Tuesday, 02 January 2024 12:17 GMT

Poll Says Eurozone Inflation Seen Rising in 2026


(MENAFN) Inflation across the Eurozone is projected to increase noticeably this year before gradually moving back close to the European Central Bank’s 2% target by 2027, according to a quarterly survey of professional forecasters released Monday.

The latest projections show inflation in the euro area averaging 2.7% in 2026, a significant upward revision from an earlier estimate of 1.8%. Forecasts then anticipate a slowdown in price growth to 2.1% in 2027 and a return to the 2% target in 2028.

The survey also indicated slightly weaker expectations for economic growth, with analysts citing rising uncertainty linked to geopolitical tensions in the Middle East and their impact on energy costs across Europe.

A separate corporate survey conducted by the European Central Bank suggested that the transmission of higher energy prices—partly driven by the ongoing conflict involving Iran—may occur more gradually than in previous crises. However, it warned that prolonged instability could still intensify inflationary pressures.

The ECB recently kept interest rates unchanged but signaled that future increases could be considered if inflation risks remain elevated.
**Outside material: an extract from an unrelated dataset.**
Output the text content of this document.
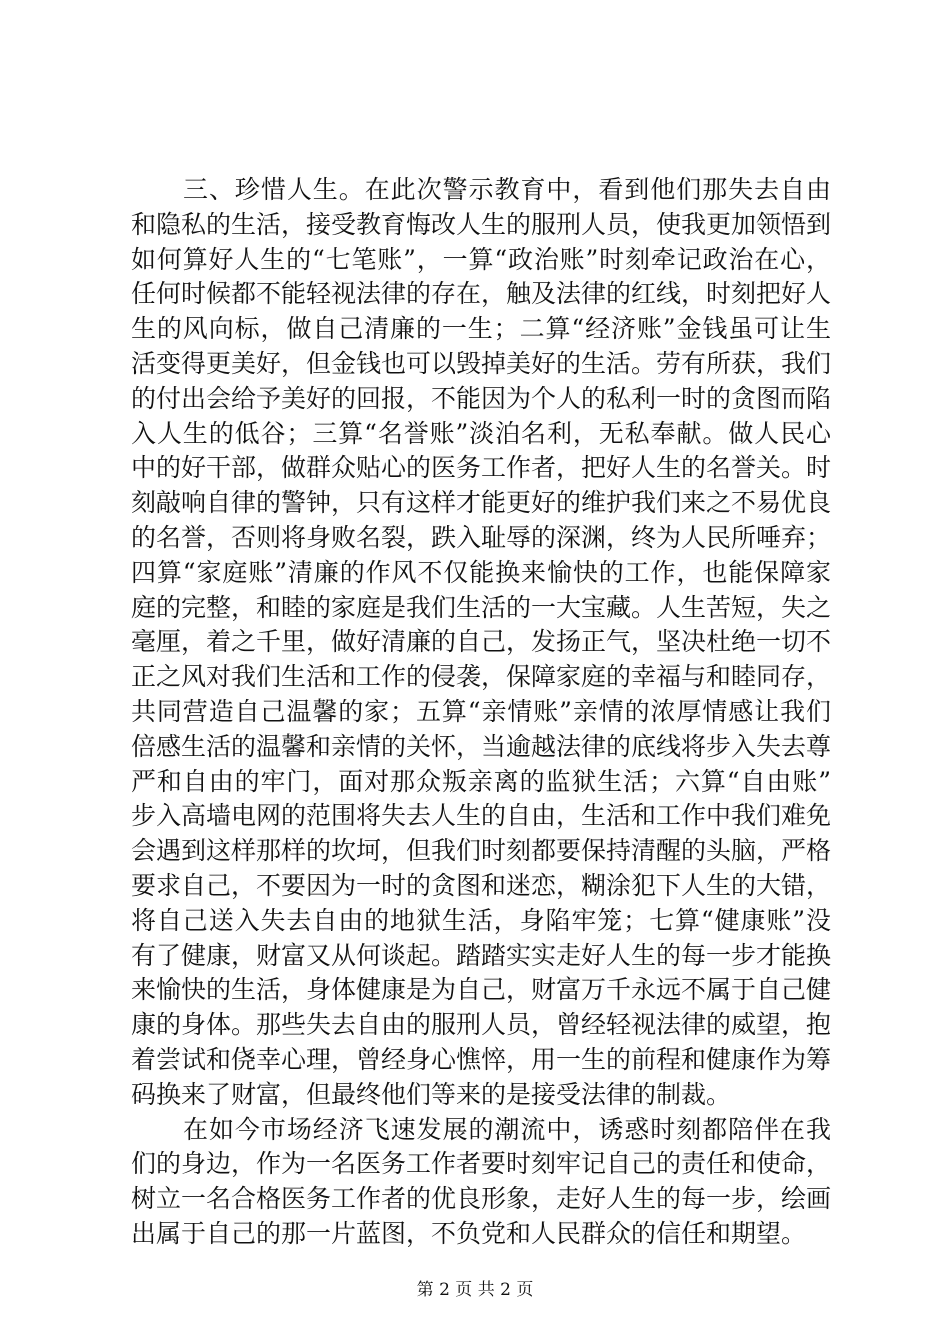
三、珍惜人生。在此次警示教育中，看到他们那失去自由和隐私的生活，接受教育悔改人生的服刑人员，使我更加领悟到如何算好人生的“七笔账”，一算“政治账”时刻牵记政治在心，任何时候都不能轻视法律的存在，触及法律的红线，时刻把好人生的风向标，做自己清廉的一生；二算“经济账”金钱虽可让生活变得更美好，但金钱也可以毁掉美好的生活。劳有所获，我们的付出会给予美好的回报，不能因为个人的私利一时的贪图而陷入人生的低谷；三算“名誉账”淡泊名利，无私奉献。做人民心中的好干部，做群众贴心的医务工作者，把好人生的名誉关。时刻敲响自律的警钟，只有这样才能更好的维护我们来之不易优良的名誉，否则将身败名裂，跌入耻辱的深渊，终为人民所唾弃；四算“家庭账”清廉的作风不仅能换来愉快的工作，也能保障家庭的完整，和睦的家庭是我们生活的一大宝藏。人生苦短，失之毫厘，着之千里，做好清廉的自己，发扬正气，坚决杜绝一切不正之风对我们生活和工作的侵袭，保障家庭的幸福与和睦同存，共同营造自己温馨的家；五算“亲情账”亲情的浓厚情感让我们倍感生活的温馨和亲情的关怀，当逾越法律的底线将步入失去尊严和自由的牢门，面对那众叛亲离的监狱生活；六算“自由账”步入高墙电网的范围将失去人生的自由，生活和工作中我们难免会遇到这样那样的坎坷，但我们时刻都要保持清醒的头脑，严格要求自己，不要因为一时的贪图和迷恋，糊涂犯下人生的大错，将自己送入失去自由的地狱生活，身陷牢笼；七算“健康账”没有了健康，财富又从何谈起。踏踏实实走好人生的每一步才能换来愉快的生活，身体健康是为自己，财富万千永远不属于自己健康的身体。那些失去自由的服刑人员，曾经轻视法律的威望，抱着尝试和侥幸心理，曾经身心憔悴，用一生的前程和健康作为筹码换来了财富，但最终他们等来的是接受法律的制裁。

在如今市场经济飞速发展的潮流中，诱惑时刻都陪伴在我们的身边，作为一名医务工作者要时刻牢记自己的责任和使命，树立一名合格医务工作者的优良形象，走好人生的每一步，绘画出属于自己的那一片蓝图，不负党和人民群众的信任和期望。

第 2 页 共 2 页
Some policymakers have expressed differing views on the outlook. Germany’s central bank chief Joachim Nagel suggested that interest rates may need to rise unless inflation and growth conditions improve significantly. In contrast, Greece’s central bank governor Yannis Stournaras warned that recession risks remain “real,” while Finland’s Olli Rehn noted that there are currently “no obvious signs” of entrenched war-driven inflation through wage and price spirals.

According to reports, the ECB is now closely monitoring potential second-round effects of inflation, including wage growth, pricing behavior among businesses, and shifts in inflation expectations among consumers and firms.

The corporate survey also noted that recent increases in oil prices have been quickly reflected in the cost of energy-dependent goods and services. However, it added that many large companies are now better protected against energy price volatility compared with the 2022 energy shock, which may help reduce the overall economic impact.